La última cena (ca. 1550). Luis de Morales (1509-1586) |
Los antropólogos saben mejor que nadie lo que sucederá el
próximo 21 de diciembre. Y no es, precisamente, que el mundo vaya a acabarse,
tal y como reza un embuste popular que se ha hecho pasar por profecía maya. Lo
que ocurrirá es mucho más modesto pero, al mismo tiempo, mucho más objetivo: se
cumplirán 70 años de la muerte de Franz Boas, a quien muchos tienen como el
padre de la antropología moderna. En efecto, ese científico alemán, arraigado en
Norteamérica y allí mismo forjado como héroe científico, murió el 21 de
diciembre de 1942, en el transcurso de una cena navideña que varios sabios
celebraban en Nueva York.
Apenas por demencia o inquina
patológica podría negarse la importancia de Boas en la historia de la ciencia
del hombre. Su diplomática pero contundente crítica del evolucionismo unilineal
y del método comparativo permitió que la antropología adoptara una noción a la
que todavía se encuentra aferrada: aquella de la insoslayable particularidad de
las culturas. Ya que la historia de cada sociedad humana es un proceso
contingente e impredecible, es absurdo suponer que todos los pueblos hayan pasado
por unas mismas fases, y es aún más extravagante el dictado evolucionista de
que avanzando por esa fina calzada se llegaría a los mejores logros culturales. Boas advierte que semejante pretensión no es más que una ilusión etnocéntrica: "El progreso sólo puede ser definido en relación al ideal especial que tengamos en cuenta. No existe progreso absoluto".

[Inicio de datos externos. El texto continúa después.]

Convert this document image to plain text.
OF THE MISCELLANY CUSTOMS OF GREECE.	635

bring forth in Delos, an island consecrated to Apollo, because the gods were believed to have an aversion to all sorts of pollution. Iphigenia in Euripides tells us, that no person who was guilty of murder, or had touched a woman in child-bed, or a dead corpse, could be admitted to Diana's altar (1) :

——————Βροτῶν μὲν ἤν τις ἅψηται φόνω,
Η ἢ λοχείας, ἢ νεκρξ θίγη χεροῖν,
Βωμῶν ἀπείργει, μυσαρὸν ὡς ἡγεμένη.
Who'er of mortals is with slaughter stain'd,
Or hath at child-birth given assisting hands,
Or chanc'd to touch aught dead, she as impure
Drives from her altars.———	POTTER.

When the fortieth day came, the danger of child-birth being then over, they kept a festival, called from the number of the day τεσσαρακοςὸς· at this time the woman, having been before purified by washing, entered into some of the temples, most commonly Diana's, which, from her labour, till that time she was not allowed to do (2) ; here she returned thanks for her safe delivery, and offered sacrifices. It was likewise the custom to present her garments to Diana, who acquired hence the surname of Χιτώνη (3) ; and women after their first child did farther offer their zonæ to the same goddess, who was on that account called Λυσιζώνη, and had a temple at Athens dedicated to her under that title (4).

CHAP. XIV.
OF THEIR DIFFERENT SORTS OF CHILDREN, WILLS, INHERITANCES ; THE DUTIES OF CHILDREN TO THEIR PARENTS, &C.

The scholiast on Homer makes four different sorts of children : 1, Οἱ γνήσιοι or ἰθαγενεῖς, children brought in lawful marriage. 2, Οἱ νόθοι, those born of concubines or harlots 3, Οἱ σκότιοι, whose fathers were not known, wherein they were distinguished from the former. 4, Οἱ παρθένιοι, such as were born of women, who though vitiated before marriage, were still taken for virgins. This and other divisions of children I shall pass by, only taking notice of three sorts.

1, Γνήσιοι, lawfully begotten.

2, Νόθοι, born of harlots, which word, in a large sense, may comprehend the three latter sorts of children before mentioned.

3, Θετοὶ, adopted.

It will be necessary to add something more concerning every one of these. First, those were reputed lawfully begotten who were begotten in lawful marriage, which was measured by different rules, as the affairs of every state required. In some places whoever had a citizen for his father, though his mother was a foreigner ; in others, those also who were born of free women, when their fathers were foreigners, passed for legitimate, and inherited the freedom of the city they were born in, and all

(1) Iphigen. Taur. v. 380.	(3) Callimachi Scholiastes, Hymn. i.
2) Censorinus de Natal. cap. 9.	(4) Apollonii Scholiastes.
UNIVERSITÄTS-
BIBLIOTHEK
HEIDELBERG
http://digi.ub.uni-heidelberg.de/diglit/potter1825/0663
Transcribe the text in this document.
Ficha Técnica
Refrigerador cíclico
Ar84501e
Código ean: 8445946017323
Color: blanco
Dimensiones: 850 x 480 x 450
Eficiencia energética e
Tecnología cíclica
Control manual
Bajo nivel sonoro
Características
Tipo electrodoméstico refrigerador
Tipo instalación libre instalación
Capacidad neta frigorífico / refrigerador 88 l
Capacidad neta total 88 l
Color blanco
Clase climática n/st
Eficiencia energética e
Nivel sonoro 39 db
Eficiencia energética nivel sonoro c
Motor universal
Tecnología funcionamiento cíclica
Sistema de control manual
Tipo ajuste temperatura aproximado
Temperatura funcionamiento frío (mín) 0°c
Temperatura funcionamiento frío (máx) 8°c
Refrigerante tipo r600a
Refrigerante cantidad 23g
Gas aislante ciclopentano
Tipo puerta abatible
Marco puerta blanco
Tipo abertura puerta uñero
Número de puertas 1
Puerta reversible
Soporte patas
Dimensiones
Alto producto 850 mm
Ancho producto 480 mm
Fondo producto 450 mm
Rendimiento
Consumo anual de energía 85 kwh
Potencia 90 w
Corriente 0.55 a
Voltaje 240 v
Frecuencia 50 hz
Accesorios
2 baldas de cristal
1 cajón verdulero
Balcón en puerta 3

A pesar del mucho sentido común
que llena las reflexiones del antropólogo germano —un sentido común que,
incluso, casi lo eximía de buscar pruebas fuera de su gabinete—, él debe buena
parte de su fama a su infatigable actividad en campo. No gratuitamente se le
considera el fundador de la práctica etnográfica sistemática, además de que se
le tiene como el que, entre sus colegas, borroneó más descripciones sobre los
sucesos y cosas de la cultura. De hecho, no son pocos los reparos de críticos y
biógrafos a propósito de las gruesas teorías que Boas nunca formuló por concentrarse
en ese ejercicio infinito de la descripción. Incluso sus propios discípulos llegaron a referirse, en broma, a los miles de folios con recetas de
cocina indígena recogidas por su maestro a lo largo de casi medio siglo; uno de ellos dijo:
“Cuando Franz Boas publicaba página tras página de recetas de mermelada de
moras en kwakiutl, probablemente sabía lo que se proponía”. Mucho más cáustica,
Ruth Benedict, uno de los más fieles perros falderos del alemán, escribió: “Con
el programa boasiano, la etnografía se consagró a recoger sistemáticamente los
hechos que no hacían falta”.
No cabe duda de que la broma más
cruel que se le ha gastado a este descreído de las regularidades de la
evolución cultural está relacionada precisamente con su muerte. En alguna
gacetilla virtual —a su vez, eco de sabe Dios qué biografía amateur y
folletinesca— se lee que Boas murió de repente, una vez que, a la cabecera de
la mesa en que se celebraba el mencionado banquete, anunció que “tenía una
nueva teoría sobre la cultura”. Obviamente se trata de una versión académica de
la vieja leyenda del caminante que muere a un centímetro de la meta: Boas,
reacio a la teorización, habría muerto justo cuando acababa de ocurrírsele un modelo
explicativo novedoso. La verdadera historia, aunque igual de trágica, es mucho
menos chocarrera y bastante más sublime.
El etnólogo francés Paul Rivet,
exiliado en América a causa de la Segunda Guerra Mundial, pasó por Nueva York
en momentos en que, de salida de Colombia, preparaba su radicación en México.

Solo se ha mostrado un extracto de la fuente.